Any white paper denotes implicit criticism of what has gone before. The success measures in the paper make it clear that a quality model based on Ofsted grades and student achievement rates (two areas where colleges have performed strongly) has not been fit for purpose. This is because it omitted a key focus on student volumes. The sector has not enrolled enough of those not in education, employment or training (NEETs), enough learners at Levels 4 and 5, and enough learners in key occupational areas.
As a result, the white paper proposes some revolutionary ideas to address these failures such as auto-enrolment of 16-year-old NEETs and a complete overhaul of the vocational curriculum, including new V Levels.
The success of these proposals will be determined by how well we address their very considerable resource implications for college student data, exams and timetabling teams.
Colleges process millions of enrolments annually, and every extra field or keystroke added to the enrolment process therefore has a real and significant cost.
Enrolling all 16-year-old NEETs at a default college might mean entering data for 300-plus people who have not shown the slightest interest in that institution, let alone express a view on a preferred qualification. Getting them on the system, only to then remove or amend those records is a real extra burden. Funding follows the learner, so there is no compensation for that work.
Similarly, the overhaul of the curriculum means an entire re-coding exercise. If Pearson’s dominance at Level 3 is replaced by a more diverse range of awarding bodies, then exams staff will need retraining to understand the systems and processes of the new bodies. The scale of the changes also increases the risk of coding errors.
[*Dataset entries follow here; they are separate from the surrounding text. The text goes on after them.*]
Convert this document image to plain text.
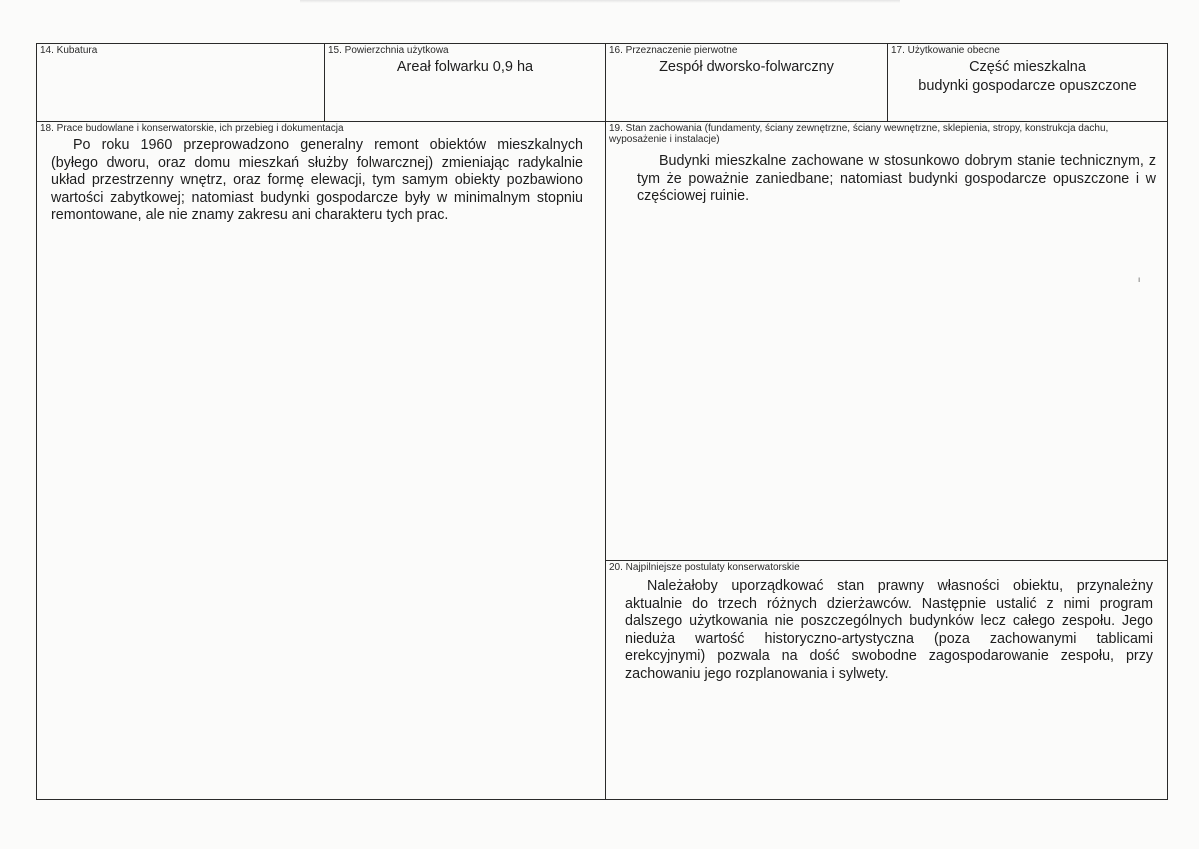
14. Kubatura	15. Powierzchnia użytkowa
Areał folwarku 0,9 ha
16. Przeznaczenie pierwotne
Zespół dworsko-folwarczny
17. Użytkowanie obecne
Część mieszkalna
budynki gospodarcze opuszczone
18. Prace budowlane i konserwatorskie, ich przebieg i dokumentacja

Po roku 1960 przeprowadzono generalny remont obiektów mieszkalnych (byłego dworu, oraz domu mieszkań służby folwarcznej) zmieniając radykalnie układ przestrzenny wnętrz, oraz formę elewacji, tym samym obiekty pozbawiono wartości zabytkowej; natomiast budynki gospodarcze były w minimalnym stopniu remontowane, ale nie znamy zakresu ani charakteru tych prac.

19. Stan zachowania (fundamenty, ściany zewnętrzne, ściany wewnętrzne, sklepienia, stropy, konstrukcja dachu, wyposażenie i instalacje)

Budynki mieszkalne zachowane w stosunkowo dobrym stanie technicznym, z tym że poważnie zaniedbane; natomiast budynki gospodarcze opuszczone i w częściowej ruinie.

20. Najpilniejsze postulaty konserwatorskie

Należałoby uporządkować stan prawny własności obiektu, przynależny aktualnie do trzech różnych dzierżawców. Następnie ustalić z nimi program dalszego użytkowania nie poszczególnych budynków lecz całego zespołu. Jego nieduża wartość historyczno-artystyczna (poza zachowanymi tablicami erekcyjnymi) pozwala na dość swobodne zagospodarowanie zespołu, przy zachowaniu jego rozplanowania i sylwety.

ı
V Levels are much smaller than BTECs. A programme of study made up of three V Levels means more choices, more combinations, more invigilation and more (probably smaller) classes too. Some V Level combinations may stray across existing college department boundaries, which could have serious implications for timetabling. Three V Levels also requires three times the volume of curriculum coding input compared to a single BTEC.
Colleges are much bigger than schools and have a much greater variety of educational activities. Timetabling is very different as a result. Colleges do not generally want all students to have the same breaks because it places an impossible burden on canteens, toilets and social spaces. Changes to the maths and English curriculum also mean a cohort studying the same main qualification will need breaking into smaller cohorts for those taking different maths and English qualifications, adding to the complexity. Resolving these difficulties will be critical to successful change. It is unlikely that the extra workload can simply be absorbed.
You may remember in 2013 the elegant new London skyscraper known as the Walkie Talkie building was found to have a design fault, with its concave glass acting as a mirror directing a beam of light so hot that it melted the cars below. It was a detail that no-one had considered before. If we want the white paper proposals to help students reach for the skies, let’s attend to the detail and make sure we properly resource our data and exams teams, so they avoid a very different sort of burnout.